Before uploading a scanned image of the document to the Virtual Transcription Laboratory, you should ensure that the image was led into the optimized effigy for optical character recognition (OCR) programs. The aim of the OCR is a change of the scan, which is treated by web searchers solely as an image, into a document in which certain phrases can be searched. Therefore it is worth to make OCR easier by deleting all despoilments, elements which may be considered by program as a text and actually are not a text. Scan Tailor is used for mentioned post-processing.
Steps of post-processing in Scan Tailor:
- After reading the scan into the program, the first step is (visible in the left upper corner) „Fix Orientation”, the possibility of the image rotation if the one read was set inappropriately. It is not always necessary. To do the transformation you should click the button , which can be found in the same line as the name of step “Fix Orientation”(Image 1).
Image 1. Fixing the orientation of the image.
- The next step is „Split Pages”, in which the program automatically suggests the division of a scan into pages, what surely can be changed as preferred by using icons on the left and the calibration on the image. The operation has two modes of functioning:
- Automatic – program tries to suit the division itself and a user can adapt it manually to exact scans;
- Manual – users choose where the division line appears by, they may also predetermine that scans contain an image of just one page (menu „Page Layout”) and the division is unnecessary.
Image 2. Marking the division of pages.
- The further step is „Deskew” – suiting the text on an image to a net, so as the text, independently from curvature of scanned paper, will lay straightly in front of the computer’s screen. It is suited automatically by the program, there is also a possibility of manual modification.
Image 3. Deskewing the text form the image.
- „Select Content” consists of marking the text field, which should be recognized by OCR, so as the smallest possible part of the rest of the scan would appear in this field.
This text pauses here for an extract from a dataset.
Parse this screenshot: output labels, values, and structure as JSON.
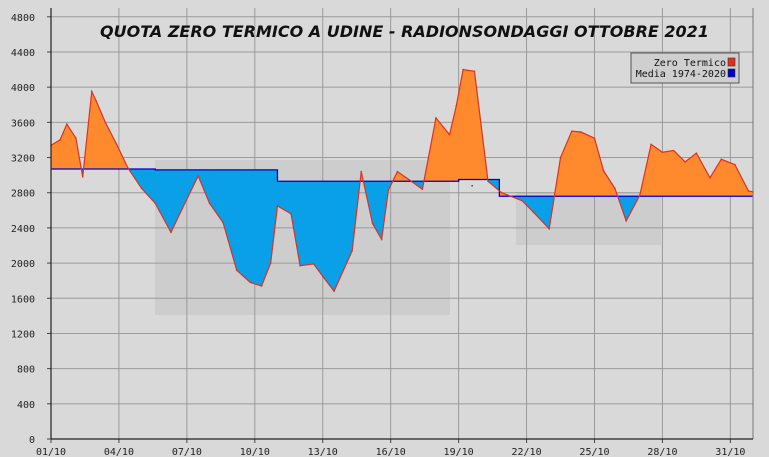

Marked text is suggested automatically, its area can be changed manually.
Image 4. Selecting content of the text field.
- The next step is marking the „Margins”. As a result of transformations such as pages division, text lines orientation change or finally the content selection, the size of the scans is changed, margins are added to standardize the size. After the post-processing, margins area will be filled with white color.
Image 5. Marking the margins.
- „Output” is the last step in which we can define details related to the resolution of output files („Output Resolution”), used in their case color depth (the default images are black-and-white, menu „Mode”). The additional options are presented below.
Image 6. The output of the former processing.
„Dewarping” let us straighten the curving of text lines coming from the fact that book scanning took place in the flatbed scanner.
Image 7. Dewarping the image.
„Despeckling” is the level of the despoilments disposal from the image (the bigger the paintbrush on the icon, the more intensively the cleaning algorithm seeks for despoilments). There is obviously a possibility of cleaning the destined text, not only the despoilments; in the tab on the right, we can see (marked red) the places which were marked as despoilments.
Image 8. Despeckling the image.
The image created in the process described above is being saved in the folder „Out” created automatically by Scan Tailor in the place from which the scan is loaded. The result of the image post-processing is ready to be optically recognized (OCR).